Cervantes as a Novelist
Cervantes wrote many poems but realized he lacked a gift for poetry, as seen in The Journey of Parnassus (1614), which praises Spanish poets. Theater was his great vocation, resulting in eight comedies and eight interludes (1613).
La Galatea
This is a pastoral novel consisting of six books. The first part appeared in 1585. Cervantes promised a second part but never managed to write it. La Galatea contains all the essential ingredients of the pastoral genre.
Exemplary Novels (1613)
This collection consists of twelve short novels. Cervantes gave them this name for two reasons:
- They possess a moral purpose, in the style of medieval exempla.
- The Italian word novella referred to short stories, whereas longer works were called treatises or books.
Types of Novels:
- Realistic: Rinconete and Cortadillo, The Licentiate Vidriera, and The Dialogue of the Dogs.
- Idealist: The Illustrious Spanish Maid, The Little Gypsy, and others.
Characteristic features of these narrations:
- The importance of dialogue as an innovative element.
- The absence of detailed urban landscape descriptions.
- The exemplary nature of Cervantes' work, which highlights faults and vices for rejection.
The Works of Persiles and Sigismunda
This is a Byzantine novel written in clean, careful prose. Persiles and Sigismunda follows a prince and a beautiful, virtuous princess traveling tirelessly as siblings.
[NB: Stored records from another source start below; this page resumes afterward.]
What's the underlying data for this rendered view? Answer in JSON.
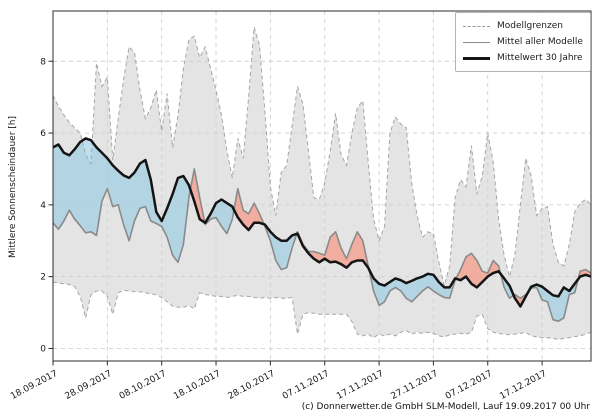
{
  "ylabel": "Mittlere Sonnenscheindauer [h]",
  "caption": "(c) Donnerwetter.de GmbH SLM-Modell, Lauf 19.09.2017 00 Uhr",
  "legend": [
    "Modellgrenzen",
    "Mittel aller Modelle",
    "Mittelwert 30 Jahre"
  ],
  "chart_data": {
    "type": "line",
    "title": "",
    "xlabel": "",
    "x_start_date": "18.09.2017",
    "x_interval_days": 1,
    "x_tick_days": [
      0,
      10,
      20,
      30,
      40,
      50,
      60,
      70,
      80,
      90
    ],
    "x_tick_labels": [
      "18.09.2017",
      "28.09.2017",
      "08.10.2017",
      "18.10.2017",
      "28.10.2017",
      "07.11.2017",
      "17.11.2017",
      "27.11.2017",
      "07.12.2017",
      "17.12.2017"
    ],
    "ylim": [
      -0.35,
      9.4
    ],
    "yticks": [
      0,
      2,
      4,
      6,
      8
    ],
    "grid": true,
    "legend_position": "upper right",
    "series": [
      {
        "name": "Modellgrenzen (obere Grenze)",
        "role": "upper_bound",
        "values": [
          7.05,
          6.75,
          6.5,
          6.3,
          6.15,
          6.0,
          5.4,
          5.15,
          7.95,
          7.3,
          7.55,
          5.25,
          6.4,
          7.5,
          8.4,
          8.25,
          7.2,
          6.4,
          6.7,
          7.2,
          6.05,
          7.1,
          5.6,
          6.5,
          7.8,
          8.6,
          8.7,
          8.1,
          8.4,
          7.8,
          7.2,
          6.5,
          5.5,
          4.75,
          5.85,
          5.3,
          7.0,
          8.95,
          8.45,
          6.6,
          4.5,
          3.7,
          4.9,
          5.1,
          6.2,
          7.3,
          6.8,
          5.5,
          4.2,
          4.15,
          4.6,
          5.5,
          6.55,
          5.4,
          5.1,
          6.0,
          6.7,
          6.9,
          5.2,
          3.6,
          3.0,
          3.4,
          6.0,
          6.45,
          6.25,
          6.15,
          4.6,
          3.7,
          3.1,
          3.25,
          3.2,
          2.4,
          1.75,
          2.3,
          4.2,
          4.7,
          4.5,
          5.65,
          4.3,
          4.8,
          6.0,
          5.2,
          3.6,
          2.6,
          2.0,
          2.6,
          4.0,
          5.3,
          4.8,
          3.7,
          3.9,
          3.95,
          2.9,
          2.4,
          2.3,
          2.9,
          3.8,
          4.05,
          4.15,
          4.0
        ]
      },
      {
        "name": "Modellgrenzen (untere Grenze)",
        "role": "lower_bound",
        "values": [
          1.85,
          1.82,
          1.8,
          1.78,
          1.72,
          1.45,
          0.85,
          1.5,
          1.6,
          1.6,
          1.45,
          0.95,
          1.55,
          1.62,
          1.6,
          1.58,
          1.58,
          1.55,
          1.52,
          1.5,
          1.42,
          1.3,
          1.18,
          1.15,
          1.15,
          1.2,
          1.1,
          1.55,
          1.5,
          1.48,
          1.45,
          1.45,
          1.42,
          1.45,
          1.48,
          1.45,
          1.45,
          1.42,
          1.4,
          1.42,
          1.4,
          1.42,
          1.4,
          1.4,
          1.42,
          0.4,
          0.95,
          1.0,
          0.98,
          0.95,
          0.95,
          0.95,
          0.95,
          0.95,
          0.95,
          0.75,
          0.4,
          0.35,
          0.4,
          0.3,
          0.4,
          0.35,
          0.4,
          0.35,
          0.45,
          0.5,
          0.4,
          0.45,
          0.42,
          0.45,
          0.42,
          0.35,
          0.32,
          0.38,
          0.4,
          0.42,
          0.4,
          0.45,
          0.9,
          0.95,
          0.55,
          0.45,
          0.42,
          0.4,
          0.38,
          0.4,
          0.42,
          0.45,
          0.35,
          0.32,
          0.3,
          0.3,
          0.28,
          0.25,
          0.28,
          0.3,
          0.33,
          0.35,
          0.4,
          0.45
        ]
      },
      {
        "name": "Mittel aller Modelle",
        "role": "model_mean",
        "values": [
          3.5,
          3.32,
          3.55,
          3.85,
          3.6,
          3.42,
          3.22,
          3.25,
          3.15,
          4.1,
          4.45,
          3.95,
          4.0,
          3.45,
          3.0,
          3.55,
          3.9,
          3.95,
          3.55,
          3.48,
          3.4,
          3.1,
          2.6,
          2.4,
          2.9,
          4.2,
          5.0,
          4.2,
          3.45,
          3.6,
          3.65,
          3.4,
          3.2,
          3.6,
          4.45,
          3.85,
          3.75,
          4.05,
          3.75,
          3.4,
          3.0,
          2.45,
          2.2,
          2.25,
          2.8,
          3.25,
          2.9,
          2.7,
          2.7,
          2.65,
          2.6,
          3.1,
          3.25,
          2.8,
          2.5,
          2.9,
          3.25,
          3.0,
          2.3,
          1.6,
          1.2,
          1.3,
          1.6,
          1.7,
          1.6,
          1.4,
          1.3,
          1.45,
          1.6,
          1.72,
          1.6,
          1.5,
          1.42,
          1.4,
          1.9,
          2.2,
          2.55,
          2.65,
          2.45,
          2.15,
          2.1,
          2.45,
          2.3,
          1.7,
          1.4,
          1.5,
          1.4,
          1.5,
          1.68,
          1.7,
          1.35,
          1.3,
          0.8,
          0.76,
          0.85,
          1.5,
          1.55,
          2.15,
          2.2,
          2.1
        ]
      },
      {
        "name": "Mittelwert 30 Jahre",
        "role": "climate_mean",
        "values": [
          5.6,
          5.68,
          5.45,
          5.38,
          5.55,
          5.75,
          5.85,
          5.8,
          5.6,
          5.45,
          5.3,
          5.1,
          4.95,
          4.82,
          4.75,
          4.9,
          5.15,
          5.25,
          4.7,
          3.8,
          3.55,
          3.9,
          4.3,
          4.75,
          4.8,
          4.55,
          4.1,
          3.6,
          3.5,
          3.75,
          4.05,
          4.15,
          4.05,
          3.95,
          3.65,
          3.45,
          3.3,
          3.5,
          3.5,
          3.45,
          3.25,
          3.1,
          3.0,
          3.0,
          3.15,
          3.2,
          2.85,
          2.65,
          2.5,
          2.4,
          2.5,
          2.4,
          2.42,
          2.35,
          2.25,
          2.4,
          2.45,
          2.45,
          2.25,
          1.95,
          1.8,
          1.75,
          1.85,
          1.95,
          1.9,
          1.82,
          1.88,
          1.95,
          2.0,
          2.08,
          2.05,
          1.85,
          1.7,
          1.7,
          1.95,
          1.9,
          2.0,
          1.8,
          1.7,
          1.85,
          2.0,
          2.1,
          2.15,
          1.95,
          1.75,
          1.4,
          1.17,
          1.45,
          1.72,
          1.78,
          1.72,
          1.6,
          1.48,
          1.45,
          1.7,
          1.6,
          1.8,
          2.0,
          2.05,
          2.0
        ]
      }
    ],
    "colors": {
      "band_fill": "#e4e4e4",
      "band_edge": "#a6a6a6",
      "model_mean_line": "#8a8a8a",
      "climate_mean_line": "#141414",
      "below_normal_fill": "rgba(146,203,226,0.6)",
      "above_normal_fill": "rgba(250,137,115,0.6)",
      "grid": "#cfcfcf",
      "spine": "#2b2b2b",
      "text": "#1a1a1a"
    }
  }
}
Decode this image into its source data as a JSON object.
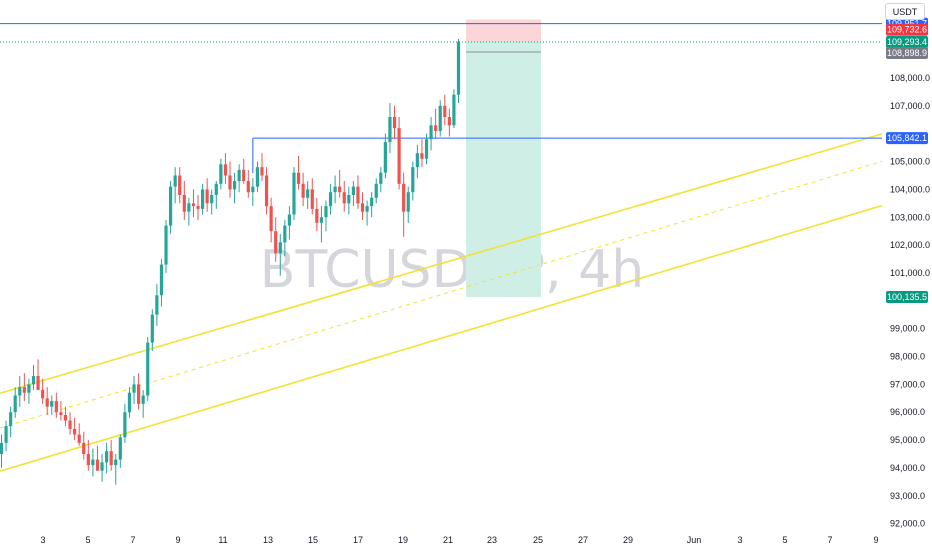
{
  "symbol_watermark": "BTCUSDT.P, 4h",
  "currency_label": "USDT",
  "colors": {
    "up": "#26a69a",
    "down": "#ef5350",
    "channel": "#f2e234",
    "level_blue": "#2962ff",
    "level_green": "#089981",
    "level_red": "#f23645",
    "level_grey": "#787b86",
    "target_zone": "#cfeee6",
    "stop_zone": "#fcd5d8"
  },
  "chart_data": {
    "type": "candlestick",
    "symbol": "BTCUSDT.P",
    "timeframe": "4h",
    "x_ticks": [
      "3",
      "5",
      "7",
      "9",
      "11",
      "13",
      "15",
      "17",
      "19",
      "21",
      "23",
      "25",
      "27",
      "29",
      "Jun",
      "3",
      "5",
      "7",
      "9"
    ],
    "y_ticks": [
      "109,000.0",
      "108,000.0",
      "107,000.0",
      "106,000.0",
      "105,000.0",
      "104,000.0",
      "103,000.0",
      "102,000.0",
      "101,000.0",
      "100,000.0",
      "99,000.0",
      "98,000.0",
      "97,000.0",
      "96,000.0",
      "95,000.0",
      "94,000.0",
      "93,000.0",
      "92,000.0"
    ],
    "ylim": [
      91700,
      110800
    ],
    "price_labels": [
      {
        "text": "109,951.7",
        "price": 109951.7,
        "color": "#2962ff"
      },
      {
        "text": "109,732.6",
        "price": 109732.6,
        "color": "#f23645"
      },
      {
        "text": "109,293.4",
        "price": 109293.4,
        "color": "#089981"
      },
      {
        "text": "108,898.9",
        "price": 108898.9,
        "color": "#787b86"
      },
      {
        "text": "105,842.1",
        "price": 105842.1,
        "color": "#2962ff"
      },
      {
        "text": "100,135.5",
        "price": 100135.5,
        "color": "#089981"
      }
    ],
    "horizontal_levels": [
      {
        "price": 109951.7,
        "style": "solid",
        "color": "#2962ff",
        "span": "full"
      },
      {
        "price": 109293.4,
        "style": "dotted",
        "color": "#089981",
        "span": "full"
      },
      {
        "price": 105842.1,
        "style": "solid",
        "color": "#2962ff",
        "span": "from_candle_70"
      }
    ],
    "position": {
      "type": "short",
      "entry": 109293.4,
      "stop": 110100,
      "target": 100135.5,
      "start_x_date": "May 22",
      "end_x_date": "May 25"
    },
    "channel": {
      "upper": [
        {
          "x": 0,
          "price": 96700
        },
        {
          "x": 255,
          "price": 109000
        }
      ],
      "middle": [
        {
          "x": 0,
          "price": 95450
        },
        {
          "x": 255,
          "price": 108100
        }
      ],
      "lower": [
        {
          "x": 0,
          "price": 93900
        },
        {
          "x": 255,
          "price": 106500
        }
      ]
    },
    "candles": [
      [
        94500,
        95200,
        94000,
        94900
      ],
      [
        94900,
        95700,
        94600,
        95500
      ],
      [
        95500,
        96200,
        95100,
        96000
      ],
      [
        96000,
        96900,
        95800,
        96600
      ],
      [
        96600,
        97300,
        96200,
        96900
      ],
      [
        96900,
        97400,
        96400,
        96700
      ],
      [
        96700,
        97200,
        96300,
        97000
      ],
      [
        97000,
        97700,
        96800,
        97300
      ],
      [
        97300,
        97900,
        96900,
        96800
      ],
      [
        96800,
        97200,
        96300,
        96500
      ],
      [
        96500,
        96900,
        95900,
        96200
      ],
      [
        96200,
        96600,
        95900,
        96400
      ],
      [
        96400,
        96700,
        95800,
        96000
      ],
      [
        96000,
        96400,
        95700,
        95900
      ],
      [
        95900,
        96200,
        95500,
        95700
      ],
      [
        95700,
        96000,
        95200,
        95400
      ],
      [
        95400,
        95800,
        95000,
        95200
      ],
      [
        95200,
        95600,
        94800,
        94900
      ],
      [
        94900,
        95300,
        94300,
        94500
      ],
      [
        94500,
        95000,
        93900,
        94100
      ],
      [
        94100,
        94700,
        93700,
        94300
      ],
      [
        94300,
        94800,
        93900,
        93900
      ],
      [
        93900,
        94500,
        93500,
        94200
      ],
      [
        94200,
        94900,
        93800,
        94600
      ],
      [
        94600,
        95000,
        93900,
        94100
      ],
      [
        94100,
        94500,
        93400,
        94300
      ],
      [
        94300,
        95200,
        94000,
        95100
      ],
      [
        95100,
        96300,
        94900,
        96000
      ],
      [
        96000,
        96900,
        95800,
        96700
      ],
      [
        96700,
        97300,
        96300,
        97000
      ],
      [
        97000,
        97400,
        96100,
        96300
      ],
      [
        96300,
        96800,
        95800,
        96600
      ],
      [
        96600,
        98700,
        96400,
        98500
      ],
      [
        98500,
        99700,
        98200,
        99500
      ],
      [
        99500,
        100600,
        99100,
        100200
      ],
      [
        100200,
        101500,
        99800,
        101300
      ],
      [
        101300,
        102900,
        101000,
        102700
      ],
      [
        102700,
        104300,
        102400,
        104100
      ],
      [
        104100,
        104800,
        103500,
        104500
      ],
      [
        104500,
        104800,
        103500,
        103800
      ],
      [
        103800,
        104300,
        102900,
        103200
      ],
      [
        103200,
        103700,
        102700,
        103500
      ],
      [
        103500,
        104000,
        103000,
        103400
      ],
      [
        103400,
        103800,
        102900,
        103300
      ],
      [
        103300,
        104200,
        103100,
        104000
      ],
      [
        104000,
        104400,
        103200,
        103500
      ],
      [
        103500,
        104000,
        103100,
        103800
      ],
      [
        103800,
        104300,
        103300,
        104200
      ],
      [
        104200,
        105100,
        104000,
        104900
      ],
      [
        104900,
        105300,
        104200,
        104500
      ],
      [
        104500,
        105000,
        103700,
        104000
      ],
      [
        104000,
        104600,
        103500,
        104300
      ],
      [
        104300,
        104900,
        103900,
        104700
      ],
      [
        104700,
        105100,
        104200,
        104300
      ],
      [
        104300,
        104700,
        103700,
        103900
      ],
      [
        103900,
        104400,
        103400,
        104100
      ],
      [
        104100,
        105000,
        103900,
        104800
      ],
      [
        104800,
        105300,
        104300,
        104500
      ],
      [
        104500,
        104800,
        103100,
        103400
      ],
      [
        103400,
        103700,
        102100,
        102500
      ],
      [
        102500,
        103000,
        101400,
        101700
      ],
      [
        101700,
        102400,
        100900,
        102100
      ],
      [
        102100,
        102900,
        101600,
        102700
      ],
      [
        102700,
        103400,
        102200,
        103100
      ],
      [
        103100,
        104800,
        102900,
        104600
      ],
      [
        104600,
        105200,
        104000,
        104200
      ],
      [
        104200,
        104600,
        103400,
        103700
      ],
      [
        103700,
        104300,
        103300,
        104000
      ],
      [
        104000,
        104400,
        103100,
        103300
      ],
      [
        103300,
        103700,
        102500,
        102800
      ],
      [
        102800,
        103400,
        102100,
        103000
      ],
      [
        103000,
        103600,
        102500,
        103400
      ],
      [
        103400,
        104200,
        103100,
        103900
      ],
      [
        103900,
        104500,
        103500,
        104100
      ],
      [
        104100,
        104700,
        103700,
        103900
      ],
      [
        103900,
        104300,
        103200,
        103500
      ],
      [
        103500,
        104100,
        103100,
        103800
      ],
      [
        103800,
        104300,
        103400,
        104100
      ],
      [
        104100,
        104500,
        103300,
        103500
      ],
      [
        103500,
        103900,
        102900,
        103200
      ],
      [
        103200,
        103600,
        102700,
        103400
      ],
      [
        103400,
        103900,
        103000,
        103700
      ],
      [
        103700,
        104400,
        103500,
        104200
      ],
      [
        104200,
        104800,
        103900,
        104600
      ],
      [
        104600,
        106000,
        104400,
        105700
      ],
      [
        105700,
        107100,
        105300,
        106600
      ],
      [
        106600,
        107000,
        105800,
        106200
      ],
      [
        106200,
        106600,
        104000,
        104200
      ],
      [
        104200,
        104600,
        102300,
        103200
      ],
      [
        103200,
        104100,
        102800,
        103900
      ],
      [
        103900,
        105000,
        103600,
        104800
      ],
      [
        104800,
        105600,
        104400,
        105300
      ],
      [
        105300,
        105800,
        104800,
        105100
      ],
      [
        105100,
        106000,
        104900,
        105800
      ],
      [
        105800,
        106600,
        105400,
        106300
      ],
      [
        106300,
        106900,
        105800,
        106100
      ],
      [
        106100,
        107200,
        105900,
        107000
      ],
      [
        107000,
        107400,
        106300,
        106600
      ],
      [
        106600,
        106900,
        105900,
        106300
      ],
      [
        106300,
        107600,
        106200,
        107400
      ],
      [
        107400,
        109400,
        107100,
        109300
      ]
    ]
  }
}
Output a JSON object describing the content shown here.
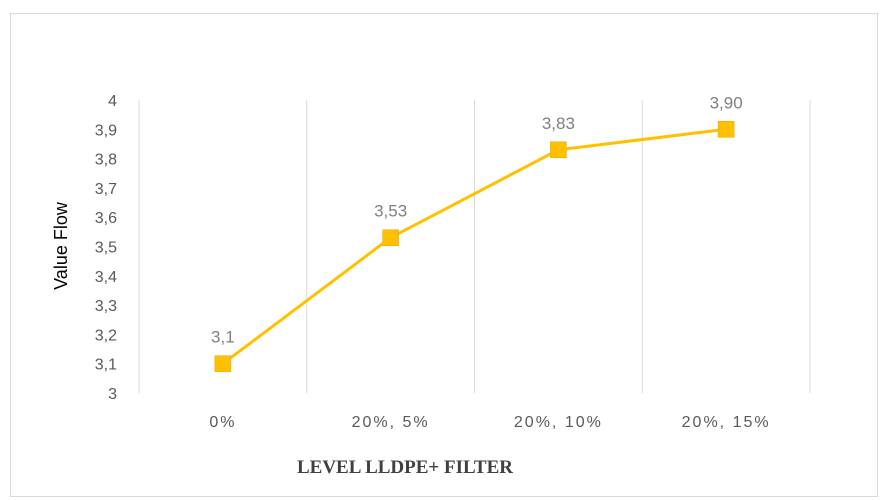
{
  "chart_data": {
    "type": "line",
    "categories": [
      "0%",
      "20%, 5%",
      "20%, 10%",
      "20%, 15%"
    ],
    "series": [
      {
        "values": [
          3.1,
          3.53,
          3.83,
          3.9
        ],
        "data_labels": [
          "3,1",
          "3,53",
          "3,83",
          "3,90"
        ],
        "color": "#ffc000",
        "marker": "square"
      }
    ],
    "title": "",
    "xlabel": "LEVEL LLDPE+ FILTER",
    "ylabel": "Value Flow",
    "ylim": [
      3,
      4
    ],
    "yticks": [
      3,
      3.1,
      3.2,
      3.3,
      3.4,
      3.5,
      3.6,
      3.7,
      3.8,
      3.9,
      4
    ],
    "ytick_labels": [
      "3",
      "3,1",
      "3,2",
      "3,3",
      "3,4",
      "3,5",
      "3,6",
      "3,7",
      "3,8",
      "3,9",
      "4"
    ],
    "grid": "vertical",
    "grid_color": "#d9d9d9",
    "legend": "none"
  }
}
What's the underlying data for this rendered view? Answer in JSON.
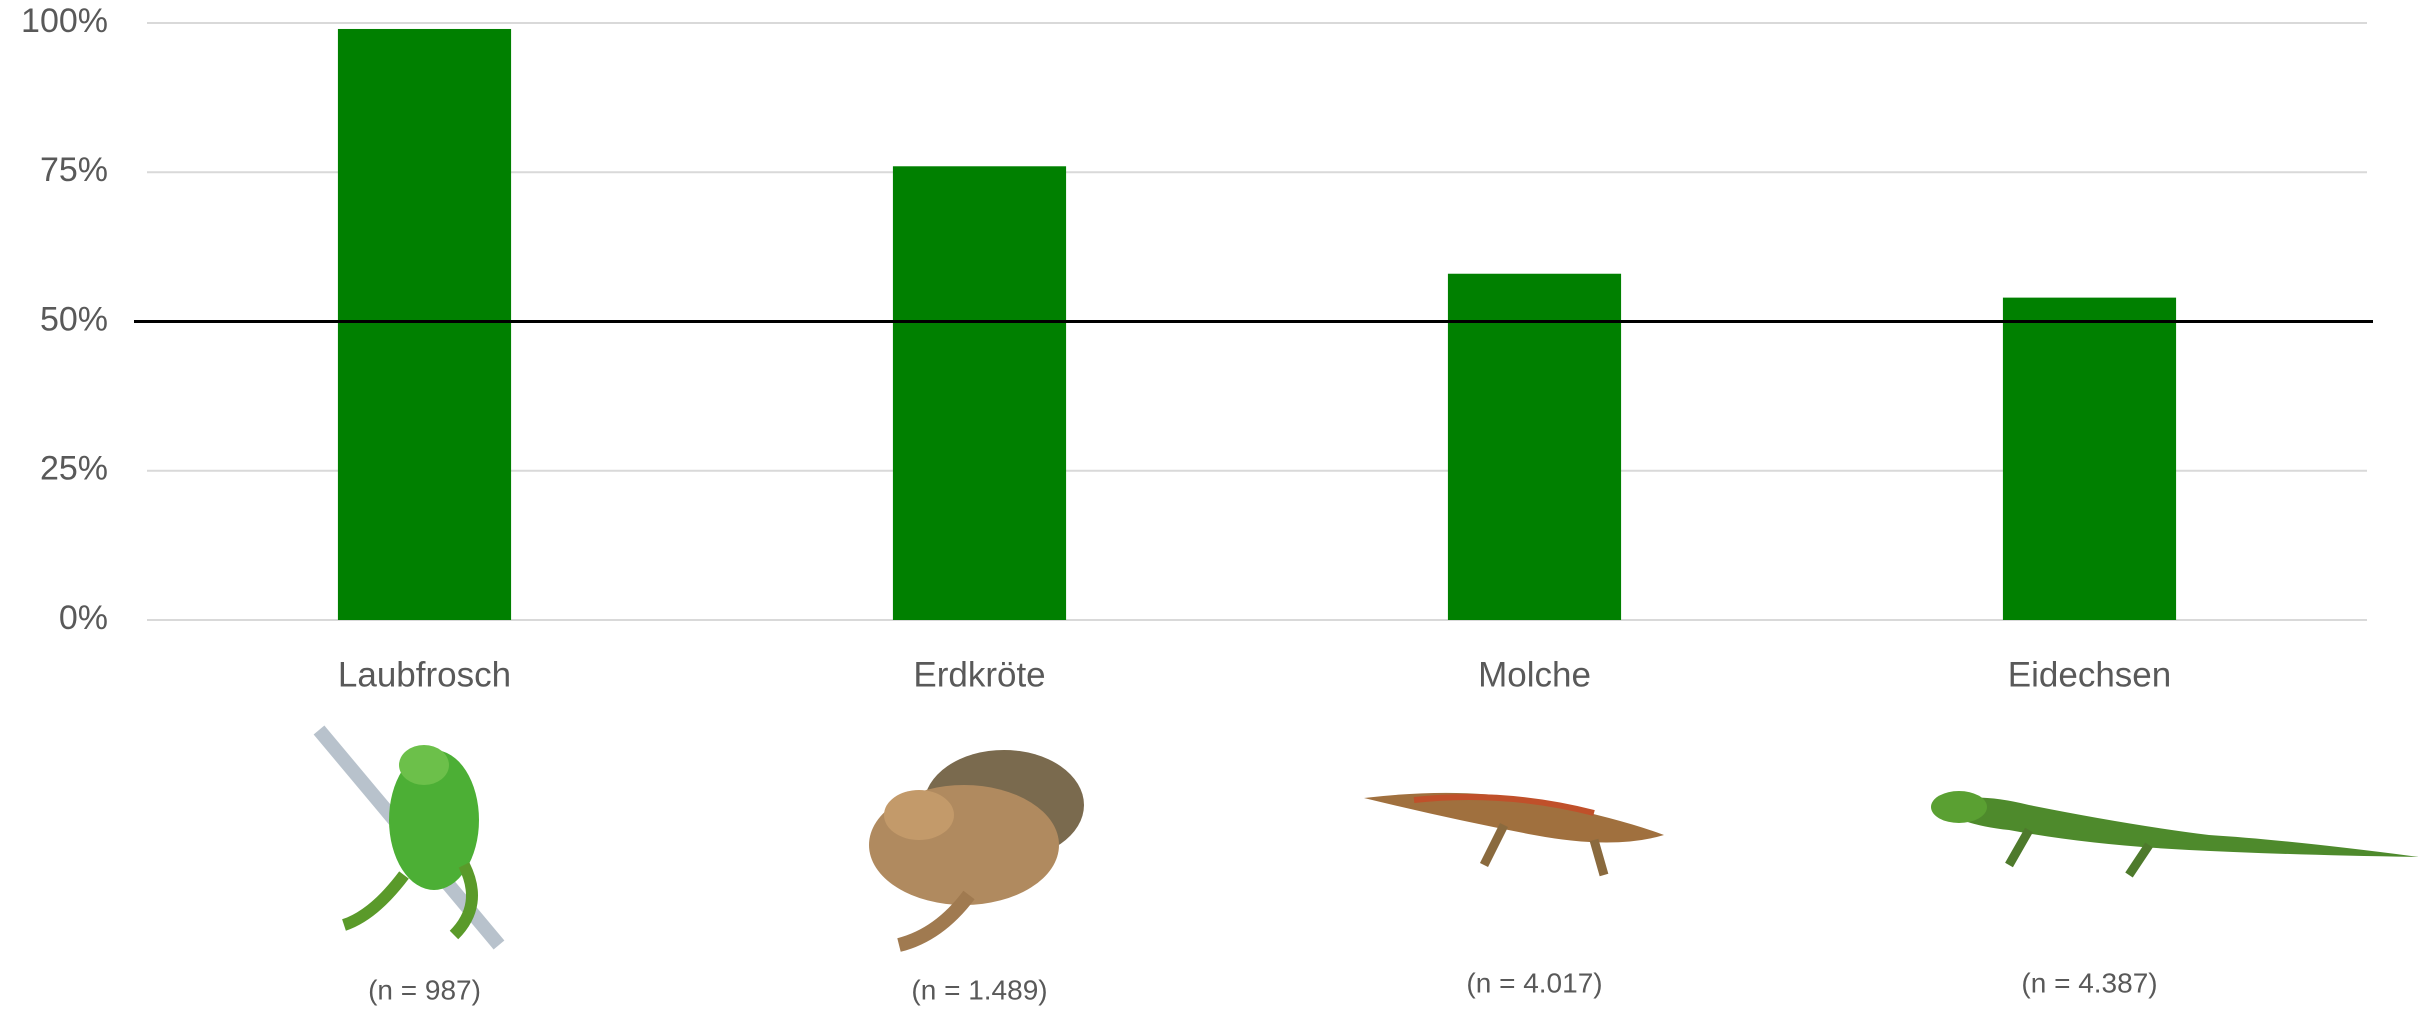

Cervantes built the work upon three novel concepts:
- The Byzantine form: Allowed characters to move through diverse geographical areas and attractions.
- The structure of the chain of being: The novel follows a structure where all creation is a link in a chain, with each element larger than its predecessor but smaller than its successor.
- Pilgrimage as a symbol: The transience of life, where the pilgrim becomes a central literary character.